Dr Heldermon on a Phase 1/2 Trial Design of Epidiferphane Plus a Taxane in Breast Cancer

“We’re doing [a pharmacokinetics] analysis 1 hour, 2 hours, and 12 hours post-chemotherapy and looking at circulating cytokines that are associated with neuropathy as well as other immune responses, just to make sure that we are not adversely affecting the pharmacokinetics of the chemotherapy itself.”

Coy Heldermon, MD, PhD, associate professor of medicine and breast cancer specialist, Division of Hematology and Oncology, University of Florida, discusses the study design of a phase 1/2 trial (NCT05074290) evaluating the pharmacokinetics and safety of epidiferphane given with taxane chemotherapy in patients with breast cancer.

Although the breast cancer treatment paradigm has grown significantly in recent years, taxane chemotherapy remains a common treatment option. However, adverse effects (AEs) frequently associated with taxanes include anemia and peripheral neuropathy, which are often not addressed well during treatment. Unaddressed AEs during treatment typically lead to treatment dose reductions and delays, and early discontinuation.

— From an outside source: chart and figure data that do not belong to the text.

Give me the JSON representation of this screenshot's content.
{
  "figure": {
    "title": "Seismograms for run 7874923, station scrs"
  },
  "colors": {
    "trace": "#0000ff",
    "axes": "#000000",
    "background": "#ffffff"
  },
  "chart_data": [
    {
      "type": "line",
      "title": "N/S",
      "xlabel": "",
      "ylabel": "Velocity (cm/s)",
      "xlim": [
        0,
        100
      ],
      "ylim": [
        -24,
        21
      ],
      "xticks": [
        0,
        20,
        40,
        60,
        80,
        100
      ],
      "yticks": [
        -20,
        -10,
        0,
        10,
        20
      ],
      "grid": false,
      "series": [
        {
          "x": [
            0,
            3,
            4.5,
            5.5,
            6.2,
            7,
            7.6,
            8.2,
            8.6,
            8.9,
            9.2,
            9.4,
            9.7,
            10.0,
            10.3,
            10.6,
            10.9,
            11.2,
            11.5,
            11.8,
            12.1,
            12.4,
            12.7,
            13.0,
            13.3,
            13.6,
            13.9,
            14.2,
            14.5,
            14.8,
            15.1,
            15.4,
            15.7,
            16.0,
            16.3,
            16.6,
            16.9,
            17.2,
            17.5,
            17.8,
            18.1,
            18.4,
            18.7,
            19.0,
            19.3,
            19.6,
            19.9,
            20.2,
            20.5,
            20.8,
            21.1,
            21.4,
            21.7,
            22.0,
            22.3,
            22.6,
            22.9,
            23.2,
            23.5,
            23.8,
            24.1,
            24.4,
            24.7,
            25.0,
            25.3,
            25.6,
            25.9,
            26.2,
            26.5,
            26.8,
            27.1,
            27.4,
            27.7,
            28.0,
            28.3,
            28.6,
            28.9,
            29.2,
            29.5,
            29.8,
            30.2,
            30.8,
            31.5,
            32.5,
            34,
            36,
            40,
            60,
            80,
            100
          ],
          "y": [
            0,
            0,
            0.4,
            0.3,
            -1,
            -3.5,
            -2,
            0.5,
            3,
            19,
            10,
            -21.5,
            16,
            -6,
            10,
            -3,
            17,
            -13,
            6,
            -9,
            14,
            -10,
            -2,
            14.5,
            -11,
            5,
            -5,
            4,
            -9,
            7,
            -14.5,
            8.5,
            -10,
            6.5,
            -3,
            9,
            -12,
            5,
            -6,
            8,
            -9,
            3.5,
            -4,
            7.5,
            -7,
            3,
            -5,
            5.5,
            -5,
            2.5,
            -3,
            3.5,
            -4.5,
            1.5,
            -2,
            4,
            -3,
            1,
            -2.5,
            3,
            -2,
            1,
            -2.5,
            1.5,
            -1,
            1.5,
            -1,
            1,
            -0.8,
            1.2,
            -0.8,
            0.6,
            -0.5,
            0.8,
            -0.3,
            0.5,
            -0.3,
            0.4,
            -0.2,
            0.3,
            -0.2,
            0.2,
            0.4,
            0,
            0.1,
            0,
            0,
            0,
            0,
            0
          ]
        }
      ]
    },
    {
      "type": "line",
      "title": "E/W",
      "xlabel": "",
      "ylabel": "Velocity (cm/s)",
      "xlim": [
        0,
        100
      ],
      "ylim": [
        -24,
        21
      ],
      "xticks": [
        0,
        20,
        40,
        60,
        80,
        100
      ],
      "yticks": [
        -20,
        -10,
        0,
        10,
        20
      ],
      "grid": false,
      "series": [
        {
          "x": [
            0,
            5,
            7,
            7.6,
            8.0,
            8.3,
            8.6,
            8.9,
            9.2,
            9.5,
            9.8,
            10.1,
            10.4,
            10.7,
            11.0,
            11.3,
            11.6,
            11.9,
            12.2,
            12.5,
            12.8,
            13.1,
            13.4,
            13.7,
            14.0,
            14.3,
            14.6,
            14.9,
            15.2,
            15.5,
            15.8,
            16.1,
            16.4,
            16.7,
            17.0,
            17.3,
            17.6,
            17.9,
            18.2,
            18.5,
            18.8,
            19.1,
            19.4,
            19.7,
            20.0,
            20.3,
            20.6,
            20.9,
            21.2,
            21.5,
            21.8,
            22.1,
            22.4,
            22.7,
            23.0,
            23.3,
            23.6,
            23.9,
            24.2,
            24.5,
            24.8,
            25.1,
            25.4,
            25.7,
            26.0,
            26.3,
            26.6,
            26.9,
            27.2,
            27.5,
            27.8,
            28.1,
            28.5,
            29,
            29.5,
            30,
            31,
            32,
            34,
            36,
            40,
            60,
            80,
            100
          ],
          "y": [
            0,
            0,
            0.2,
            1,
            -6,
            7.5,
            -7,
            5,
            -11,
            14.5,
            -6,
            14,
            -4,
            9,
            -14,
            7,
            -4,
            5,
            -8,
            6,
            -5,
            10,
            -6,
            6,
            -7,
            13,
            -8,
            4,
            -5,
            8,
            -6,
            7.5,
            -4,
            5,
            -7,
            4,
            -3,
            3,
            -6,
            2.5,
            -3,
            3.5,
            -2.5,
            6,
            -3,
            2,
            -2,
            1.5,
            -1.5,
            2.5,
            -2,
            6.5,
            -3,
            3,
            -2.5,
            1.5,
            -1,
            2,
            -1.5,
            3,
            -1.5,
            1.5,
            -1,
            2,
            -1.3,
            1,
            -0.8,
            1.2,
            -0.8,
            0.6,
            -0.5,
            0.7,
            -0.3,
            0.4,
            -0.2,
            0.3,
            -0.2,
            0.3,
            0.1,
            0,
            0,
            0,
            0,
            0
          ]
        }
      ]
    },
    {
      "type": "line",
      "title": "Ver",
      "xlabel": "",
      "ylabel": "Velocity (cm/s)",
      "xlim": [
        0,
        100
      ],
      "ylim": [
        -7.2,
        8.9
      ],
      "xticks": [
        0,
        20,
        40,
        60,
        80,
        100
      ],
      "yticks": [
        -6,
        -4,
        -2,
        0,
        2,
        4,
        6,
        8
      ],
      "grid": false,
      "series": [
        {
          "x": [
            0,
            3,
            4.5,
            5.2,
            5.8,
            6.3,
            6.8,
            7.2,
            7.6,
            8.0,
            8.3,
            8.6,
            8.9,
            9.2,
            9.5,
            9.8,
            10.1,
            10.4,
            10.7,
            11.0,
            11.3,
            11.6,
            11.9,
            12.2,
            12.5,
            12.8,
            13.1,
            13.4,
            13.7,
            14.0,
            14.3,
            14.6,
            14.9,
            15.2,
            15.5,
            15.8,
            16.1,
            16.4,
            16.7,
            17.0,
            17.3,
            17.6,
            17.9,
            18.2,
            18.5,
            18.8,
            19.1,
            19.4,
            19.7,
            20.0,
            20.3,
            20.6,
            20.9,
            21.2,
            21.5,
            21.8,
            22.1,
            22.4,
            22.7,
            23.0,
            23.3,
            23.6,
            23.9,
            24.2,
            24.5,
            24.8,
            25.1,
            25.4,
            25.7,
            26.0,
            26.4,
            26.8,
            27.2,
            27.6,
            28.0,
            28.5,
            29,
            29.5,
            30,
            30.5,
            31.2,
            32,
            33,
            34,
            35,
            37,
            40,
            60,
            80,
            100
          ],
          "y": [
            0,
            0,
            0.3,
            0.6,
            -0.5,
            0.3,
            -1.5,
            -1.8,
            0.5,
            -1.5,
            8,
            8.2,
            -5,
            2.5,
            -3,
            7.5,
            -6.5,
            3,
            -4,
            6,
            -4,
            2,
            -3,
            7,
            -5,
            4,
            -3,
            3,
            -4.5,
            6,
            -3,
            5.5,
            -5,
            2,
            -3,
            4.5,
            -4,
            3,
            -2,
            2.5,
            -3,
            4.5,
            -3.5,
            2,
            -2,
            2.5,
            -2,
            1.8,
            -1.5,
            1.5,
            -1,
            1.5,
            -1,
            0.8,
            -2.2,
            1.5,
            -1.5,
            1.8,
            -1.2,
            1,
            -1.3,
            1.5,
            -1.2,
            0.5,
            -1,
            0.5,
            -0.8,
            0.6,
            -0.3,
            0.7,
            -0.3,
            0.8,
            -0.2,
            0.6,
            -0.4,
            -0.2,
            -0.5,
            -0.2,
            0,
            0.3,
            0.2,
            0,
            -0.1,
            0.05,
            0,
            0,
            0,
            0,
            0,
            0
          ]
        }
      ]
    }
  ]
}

In the study, patients with breast cancer started at half of the target taxane dose before receiving the full target dose, Heldermon begins. Patients were stratified based on the type of taxane, which included treatment of 4 tablets of paclitaxel or docetaxel 3 times a day, he explains. A pharmacokinetics analysis was done 1 hour, 2 hours, and 12 hours following chemotherapy, he adds. The safety aspect of the trial included evaluating for circulating cytokines associated with neuropathy and other immune responses to ensure epidiferphane does not negatively affect the pharmacokinetics of the chemotherapy, Heldermon emphasizes.

Of note, the study is including patients at least 18 years of age who are about to begin a new paclitaxel-containing regimen weekly (80-90 mg/m²), a docetaxel-containing regimen every 3 weeks (75-100 mg/m²), or nab-paclitaxel (Abraxane) weekly or every 3 weeks (weekly, 75-125 mg/m²; 3 weeks, 260 mg/m²). Patients could have an ECOG performance status of 0 to 3. Patients on the phase 1 portion of the study required an initiation of neoadjuvant chemotherapy or had a clinical diagnosis of metastatic breast cancer. Patients on the phase 2 portion of the study will be required to have a clinical diagnosis of breast cancer of any stage and histology.

If the safety of epidiferphane and taxanes is established in patients receiving neoadjuvant treatment and in those with metastatic breast cancer, the study will expand the specific cohort that demonstrates safety with taxanes at the target dose, Heldermon notes. This expanded portion of the trial will evaluate safety, effects on tumor response, dose intensity, and—specifically—rates of anemia and neuropathy, he concludes.